Cuba, fantasme papal

Benoît XVI passe trois jours à La Havane, rêvant de participer au retour de la démocratie sur l’île. Un pari loin d’être gagné.

Claude-Marie Vadrot  • 22 mars 2012 abonné·es

Quatorze ans après Jean-Paul II, le pape Benoît XVI sera en visite à La Havane du 26 au 28 mars. Même si Cuba reste imprégnée de catholicisme, l’île n’est pas une « fille de l’Église ». Elle vit plutôt une spiritualité festive marquée par le culte de la Vierge mêlé à ceux de la santería [^2] et parfois du vaudou.

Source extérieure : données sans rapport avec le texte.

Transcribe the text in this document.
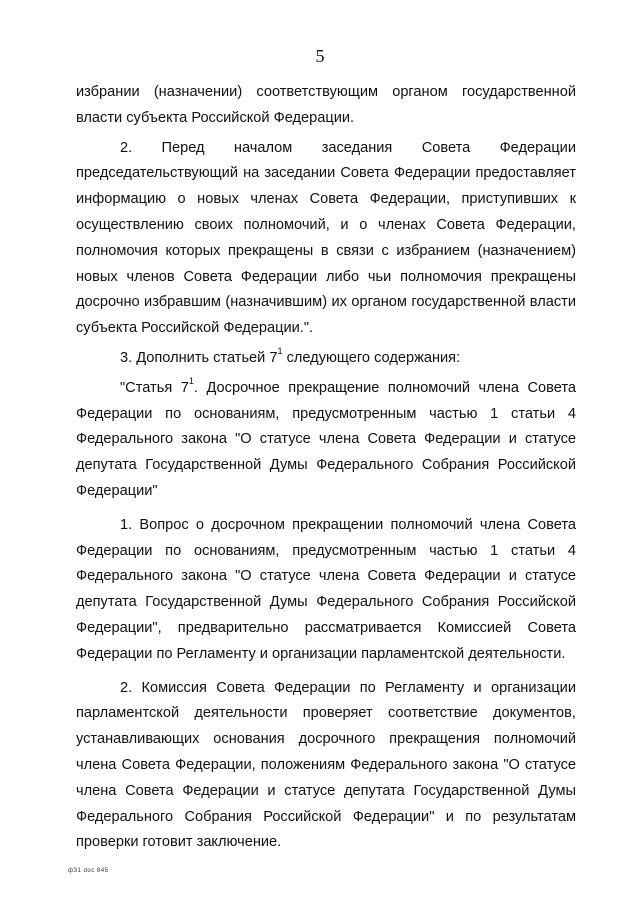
5

избрании (назначении) соответствующим органом государственной власти субъекта Российской Федерации.

2. Перед началом заседания Совета Федерации председательствующий на заседании Совета Федерации предоставляет информацию о новых членах Совета Федерации, приступивших к осуществлению своих полномочий, и о членах Совета Федерации, полномочия которых прекращены в связи с избранием (назначением) новых членов Совета Федерации либо чьи полномочия прекращены досрочно избравшим (назначившим) их органом государственной власти субъекта Российской Федерации.".

3. Дополнить статьей $7^1$ следующего содержания:

"Статья $7^1$. Досрочное прекращение полномочий члена Совета Федерации по основаниям, предусмотренным частью 1 статьи 4 Федерального закона "О статусе члена Совета Федерации и статусе депутата Государственной Думы Федерального Собрания Российской Федерации"

1. Вопрос о досрочном прекращении полномочий члена Совета Федерации по основаниям, предусмотренным частью 1 статьи 4 Федерального закона "О статусе члена Совета Федерации и статусе депутата Государственной Думы Федерального Собрания Российской Федерации", предварительно рассматривается Комиссией Совета Федерации по Регламенту и организации парламентской деятельности.

2. Комиссия Совета Федерации по Регламенту и организации парламентской деятельности проверяет соответствие документов, устанавливающих основания досрочного прекращения полномочий члена Совета Федерации, положениям Федерального закона "О статусе члена Совета Федерации и статусе депутата Государственной Думы Федерального Собрания Российской Федерации" и по результатам проверки готовит заключение.

фЗ1 doc 845
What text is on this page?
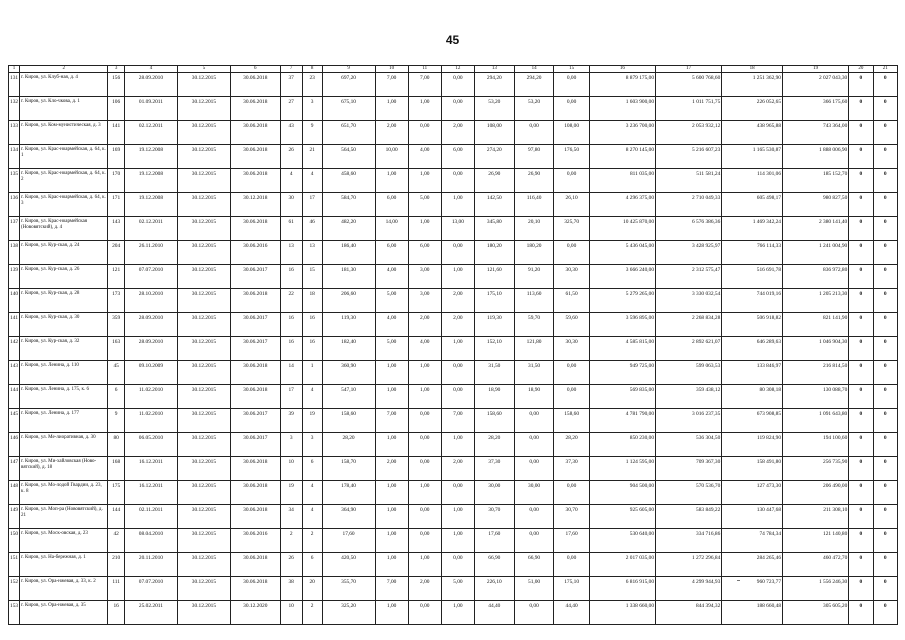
45
1	2	3	4	5	6	7	8	9	10	11	12	13	14	15	16	17	18	19	20	21
131	г. Киров, ул. Клуб-ная, д. 4	156	28.09.2010	30.12.2015	30.06.2018	37	23	697,20	7,00	7,00	0,00	294,20	294,20	0,00	8 879 175,00	5 600 768,60	1 251 362,90	2 027 043,30	0	0
132	г. Киров, ул. Кло-чкова, д. 1	106	01.09.2011	30.12.2015	30.06.2018	27	3	675,10	1,00	1,00	0,00	53,20	53,20	0,00	1 603 900,00	1 011 751,75	226 052,65	366 175,60	0	0
133	г. Киров, ул. Ком-мунистическая, д. 3	141	02.12.2011	30.12.2015	30.06.2018	43	9	651,70	2,00	0,00	2,00	108,00	0,00	108,00	3 236 700,00	2 053 932,12	438 965,88	743 364,00	0	0
134	г. Киров, ул. Крас-ноармейская, д. 64, к. 1	169	19.12.2008	30.12.2015	30.06.2018	26	21	564,50	10,00	4,00	6,00	274,20	97,80	176,50	8 270 145,00	5 216 607,23	1 165 530,87	1 888 006,90	0	0
135	г. Киров, ул. Крас-ноармейская, д. 64, к. 2	170	19.12.2008	30.12.2015	30.06.2018	4	4	458,60	1,00	1,00	0,00	26,90	26,90	0,00	811 035,00	511 581,24	114 301,06	185 152,70	0	0
136	г. Киров, ул. Крас-ноармейская, д. 64, к. 3	171	19.12.2008	30.12.2015	30.12.2018	30	17	584,70	6,00	5,00	1,00	142,50	116,40	26,10	4 296 375,00	2 710 049,33	605 498,17	980 827,50	0	0
137	г. Киров, ул. Крас-ноармейская (Нововятский), д. 4	143	02.12.2011	30.12.2015	30.06.2018	61	46	482,20	14,00	1,00	13,00	345,80	20,10	325,70	10 425 870,00	6 576 386,36	1 469 342,24	2 380 141,40	0	0
138	г. Киров, ул. Кур-ская, д. 24	204	26.11.2010	30.12.2015	30.06.2016	13	13	186,40	6,00	6,00	0,00	180,20	180,20	0,00	5 436 045,00	3 428 925,97	766 114,33	1 241 004,90	0	0
139	г. Киров, ул. Кур-ская, д. 26	121	07.07.2010	30.12.2015	30.06.2017	16	15	181,30	4,00	3,00	1,00	121,60	91,20	30,30	3 666 240,00	2 312 575,47	516 691,78	836 972,80	0	0
140	г. Киров, ул. Кур-ская, д. 28	173	28.10.2010	30.12.2015	30.06.2018	22	18	206,60	5,00	3,00	2,00	175,10	113,60	61,50	5 279 265,00	3 330 032,54	744 019,16	1 205 213,30	0	0
141	г. Киров, ул. Кур-ская, д. 30	359	28.09.2010	30.12.2015	30.06.2017	16	16	119,30	4,00	2,00	2,00	119,30	59,70	59,60	3 596 895,00	2 268 834,28	506 918,82	821 141,90	0	0
142	г. Киров, ул. Кур-ская, д. 32	163	28.09.2010	30.12.2015	30.06.2017	16	16	182,40	5,00	4,00	1,00	152,10	121,80	30,30	4 585 815,00	2 892 621,07	646 289,63	1 046 904,30	0	0
143	г. Киров, ул. Ленина, д. 110	45	09.10.2009	30.12.2015	30.06.2018	14	1	360,90	1,00	1,00	0,00	31,50	31,50	0,00	949 725,00	599 063,53	133 846,97	216 814,50	0	0
144	г. Киров, ул. Ленина, д. 175, к. 6	6	11.02.2010	30.12.2015	30.06.2018	17	4	547,10	1,00	1,00	0,00	18,90	18,90	0,00	569 835,00	359 438,12	80 308,18	130 088,70	0	0
145	г. Киров, ул. Ленина, д. 177	9	11.02.2010	30.12.2015	30.06.2017	39	19	158,60	7,00	0,00	7,00	158,60	0,00	158,60	4 781 790,00	3 016 237,35	673 908,85	1 091 643,80	0	0
146	г. Киров, ул. Ме-лиоративная, д. 30	80	06.05.2010	30.12.2015	30.06.2017	3	3	28,20	1,00	0,00	1,00	28,20	0,00	28,20	850 230,00	536 304,50	119 824,90	194 100,60	0	0
147	г. Киров, ул. Ми-хайловская (Ново-вятский), д. 18	168	16.12.2011	30.12.2015	30.06.2018	10	6	158,70	2,00	0,00	2,00	37,30	0,00	37,30	1 124 595,00	709 367,30	158 491,80	256 735,90	0	0
148	г. Киров, ул. Мо-лодой Гвардии, д. 23, к. 8	175	16.12.2011	30.12.2015	30.06.2018	19	4	178,40	1,00	1,00	0,00	30,00	30,00	0,00	904 500,00	570 536,70	127 473,30	206 490,00	0	0
149	г. Киров, ул. Моп-ра (Нововятский), д. 21	144	02.11.2011	30.12.2015	30.06.2018	34	4	364,90	1,00	0,00	1,00	30,70	0,00	30,70	925 605,00	583 849,22	130 447,68	211 308,10	0	0
150	г. Киров, ул. Моск-овская, д. 23	42	08.04.2010	30.12.2015	30.06.2016	2	2	17,60	1,00	0,00	1,00	17,60	0,00	17,60	530 640,00	334 716,86	74 784,34	121 140,80	0	0
151	г. Киров, ул. На-бережная, д. 1	210	20.11.2010	30.12.2015	30.06.2018	26	6	420,50	1,00	1,00	0,00	66,90	66,90	0,00	2 017 035,00	1 272 296,84	284 265,46	460 472,70	0	0
152	г. Киров, ул. Ора-нжевая, д. 33, к. 2	111	07.07.2010	30.12.2015	30.06.2018	38	20	355,70	7,00	2,00	5,00	226,10	51,00	175,10	6 816 915,00	4 299 944,93	960 723,77	1 556 246,30	0	0
153	г. Киров, ул. Ора-нжевая, д. 35	16	25.02.2011	30.12.2015	30.12.2020	10	2	325,20	1,00	0,00	1,00	44,40	0,00	44,40	1 338 660,00	844 394,32	188 660,48	305 605,20	0	0
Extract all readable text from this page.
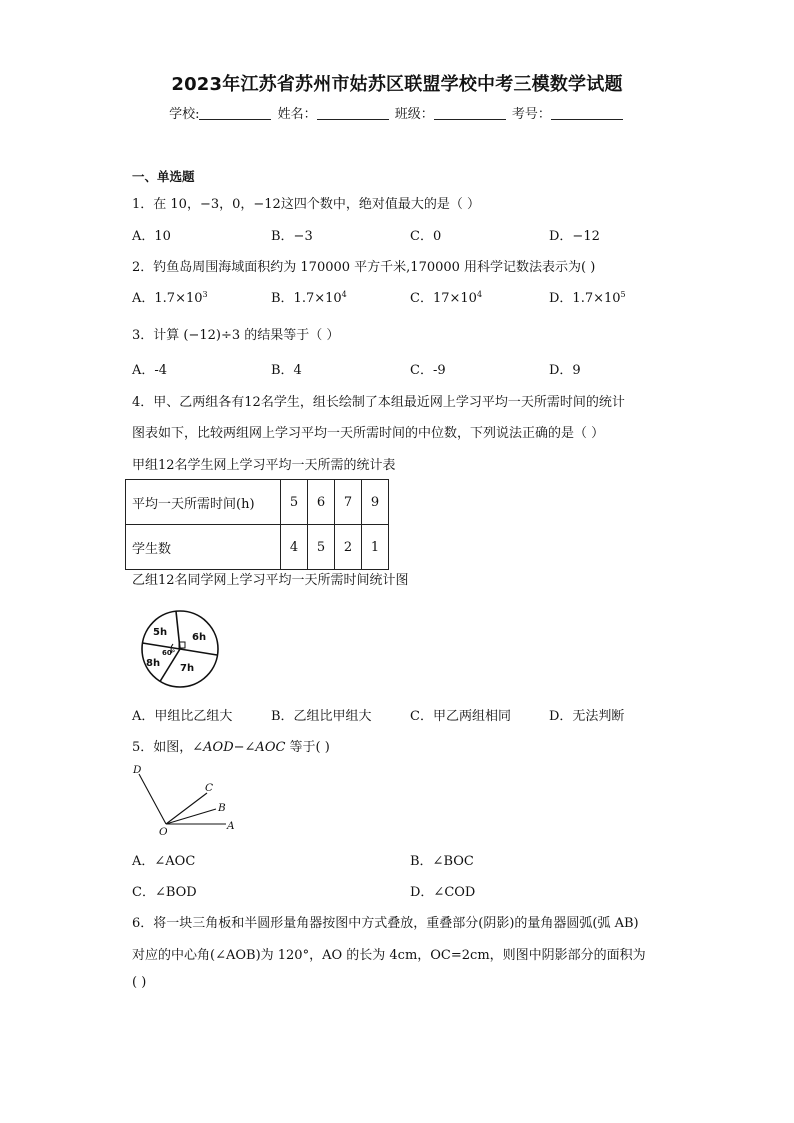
2023年江苏省苏州市姑苏区联盟学校中考三模数学试题
学校:	姓名：	班级：	考号：
一、单选题
1．在 10，−3，0，−12这四个数中，绝对值最大的是（ ）
A．10	B．−3	C．0	D．−12
2．钓鱼岛周围海域面积约为 170000 平方千米,170000 用科学记数法表示为( )
A．$1.7\times 10^3$	B．$1.7\times 10^4$	C．$17\times 10^4$	D．$1.7\times 10^5$
3．计算 (−12)÷3 的结果等于（ ）
A．-4	B．4	C．-9	D．9
4．甲、乙两组各有12名学生，组长绘制了本组最近网上学习平均一天所需时间的统计
图表如下，比较两组网上学习平均一天所需时间的中位数，下列说法正确的是（ ）
甲组12名学生网上学习平均一天所需的统计表
平均一天所需时间(h)	5	6	7	9
学生数	4	5	2	1
乙组12名同学网上学习平均一天所需时间统计图
5h 6h
7h
8h
60°
A．甲组比乙组大	B．乙组比甲组大	C．甲乙两组相同	D．无法判断
5．如图，∠AOD−∠AOC 等于( )
D
C
B
A
O
A．∠AOC	B．∠BOC
C．∠BOD	D．∠COD
6．将一块三角板和半圆形量角器按图中方式叠放，重叠部分(阴影)的量角器圆弧(弧 AB)
对应的中心角(∠AOB)为 120°，AO 的长为 4cm，OC=2cm，则图中阴影部分的面积为
( )
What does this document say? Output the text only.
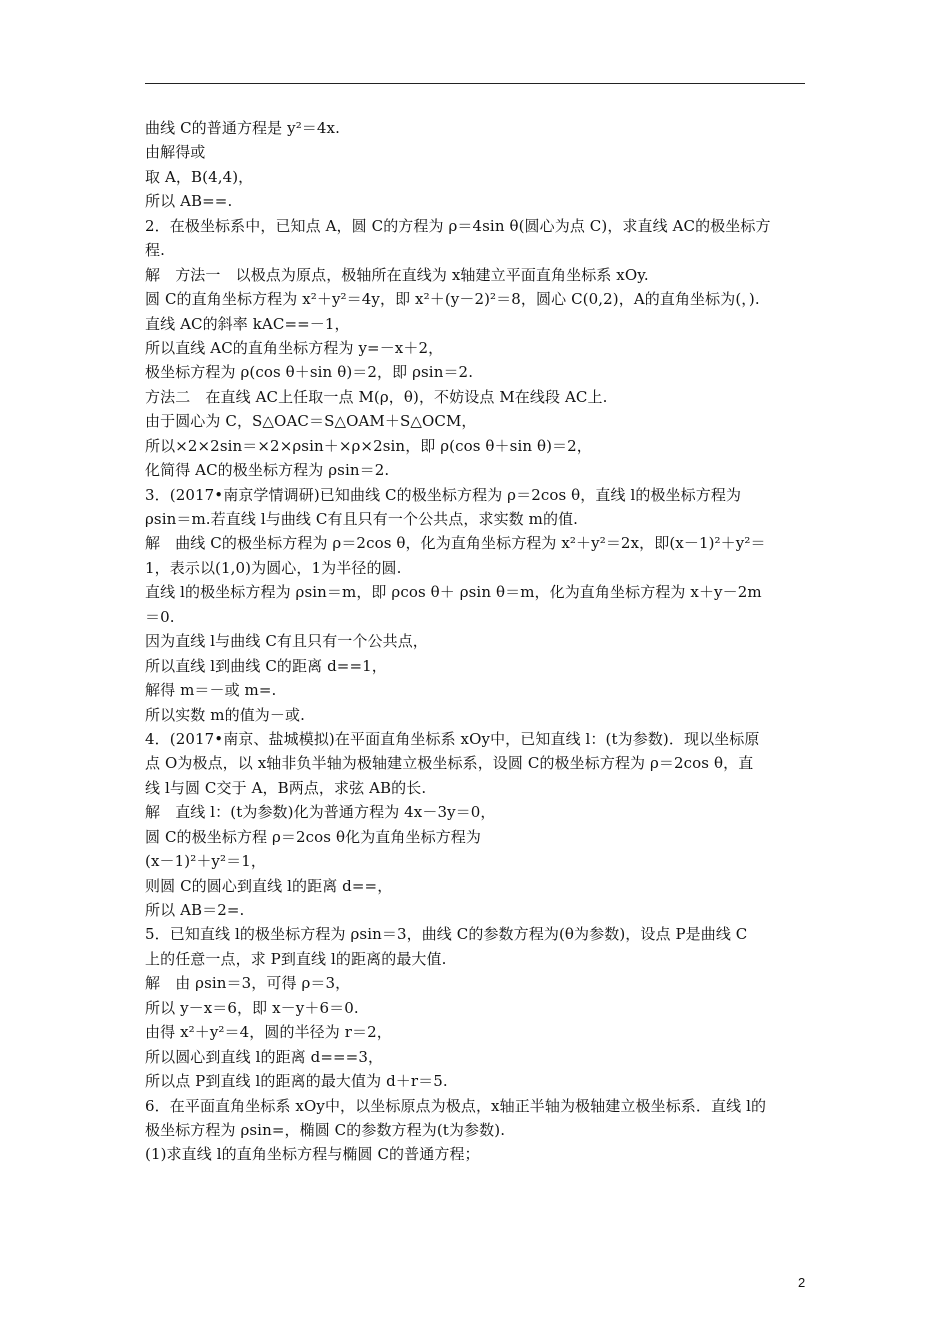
曲线 C的普通方程是 y²＝4x.
由解得或
取 A，B(4,4)，
所以 AB==.
2．在极坐标系中，已知点 A，圆 C的方程为 ρ＝4sin θ(圆心为点 C)，求直线 AC的极坐标方
程.
解　方法一　以极点为原点，极轴所在直线为 x轴建立平面直角坐标系 xOy.
圆 C的直角坐标方程为 x²＋y²＝4y，即 x²＋(y－2)²＝8，圆心 C(0,2)，A的直角坐标为(，).
直线 AC的斜率 kAC==－1，
所以直线 AC的直角坐标方程为 y=－x＋2，
极坐标方程为 ρ(cos θ＋sin θ)＝2，即 ρsin＝2.
方法二　在直线 AC上任取一点 M(ρ，θ)，不妨设点 M在线段 AC上.
由于圆心为 C，S△OAC＝S△OAM＋S△OCM，
所以×2×2sin＝×2×ρsin＋×ρ×2sin，即 ρ(cos θ＋sin θ)＝2，
化简得 AC的极坐标方程为 ρsin＝2.
3．(2017•南京学情调研)已知曲线 C的极坐标方程为 ρ＝2cos θ，直线 l的极坐标方程为
ρsin＝m.若直线 l与曲线 C有且只有一个公共点，求实数 m的值.
解　曲线 C的极坐标方程为 ρ＝2cos θ，化为直角坐标方程为 x²＋y²＝2x，即(x－1)²＋y²＝
1，表示以(1,0)为圆心，1为半径的圆.
直线 l的极坐标方程为 ρsin＝m，即 ρcos θ＋ ρsin θ＝m，化为直角坐标方程为 x＋y－2m
＝0.
因为直线 l与曲线 C有且只有一个公共点，
所以直线 l到曲线 C的距离 d==1，
解得 m＝－或 m=.
所以实数 m的值为－或.
4．(2017•南京、盐城模拟)在平面直角坐标系 xOy中，已知直线 l：(t为参数)．现以坐标原
点 O为极点，以 x轴非负半轴为极轴建立极坐标系，设圆 C的极坐标方程为 ρ＝2cos θ，直
线 l与圆 C交于 A，B两点，求弦 AB的长.
解　直线 l：(t为参数)化为普通方程为 4x－3y＝0，
圆 C的极坐标方程 ρ＝2cos θ化为直角坐标方程为
(x－1)²＋y²＝1，
则圆 C的圆心到直线 l的距离 d==，
所以 AB＝2=.
5．已知直线 l的极坐标方程为 ρsin＝3，曲线 C的参数方程为(θ为参数)，设点 P是曲线 C
上的任意一点，求 P到直线 l的距离的最大值.
解　由 ρsin＝3，可得 ρ＝3，
所以 y－x＝6，即 x－y＋6＝0.
由得 x²＋y²＝4，圆的半径为 r＝2，
所以圆心到直线 l的距离 d===3，
所以点 P到直线 l的距离的最大值为 d＋r＝5.
6．在平面直角坐标系 xOy中，以坐标原点为极点，x轴正半轴为极轴建立极坐标系．直线 l的
极坐标方程为 ρsin=，椭圆 C的参数方程为(t为参数).
(1)求直线 l的直角坐标方程与椭圆 C的普通方程；
2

Pas de quoi enthousiasmer le rigorisme cultuel du nouveau pape allemand et de sa curie. Mais le Vatican observe avec intérêt (politique) la mutation de la petite église catholique de l’île et le rôle qu’elle joue depuis trois ans entre le pouvoir de Raúl Castro et ­l’opposition, depuis la libération de prisonniers politiques jusqu’à la mise en place d’un programme de potagers autorisant les jardiniers à vendre sur les marchés libres. En coopération, parfois en concurrence, avec les protestants du Centre Martin-Luther-King, moins nombreux mais proches du pouvoir depuis des années.

Fasciné par la vieille fable politique qui voudrait que le Polonais Jean-Paul II ait provoqué la chute de l’Union soviétique, le nouveau pape allemand rêve de participer au retour de la démocratie à Cuba, que n’ont pourtant pas obtenu des années de blocus américain. Fantasme : l’Église catholique cubaine est pauvre en prêtres, et la pratique religieuse atteint un niveau encore plus faible qu’en France, à l’exclusion de quelques processions rurales mêlant catholicisme, rites africains et quelques dieux accessoires…

Toutefois, l’Église et son cardinal Ortega représentent le seul corps intermédiaire permettant aux héritiers de Fidel Castro de modifier doucement leurs politiques sans se compromettre avec ceux qui les contestent.

[^2]: Religion multiforme originaire des Caraïbes, autrefois pratiquée par les esclaves refusant la religion catholique.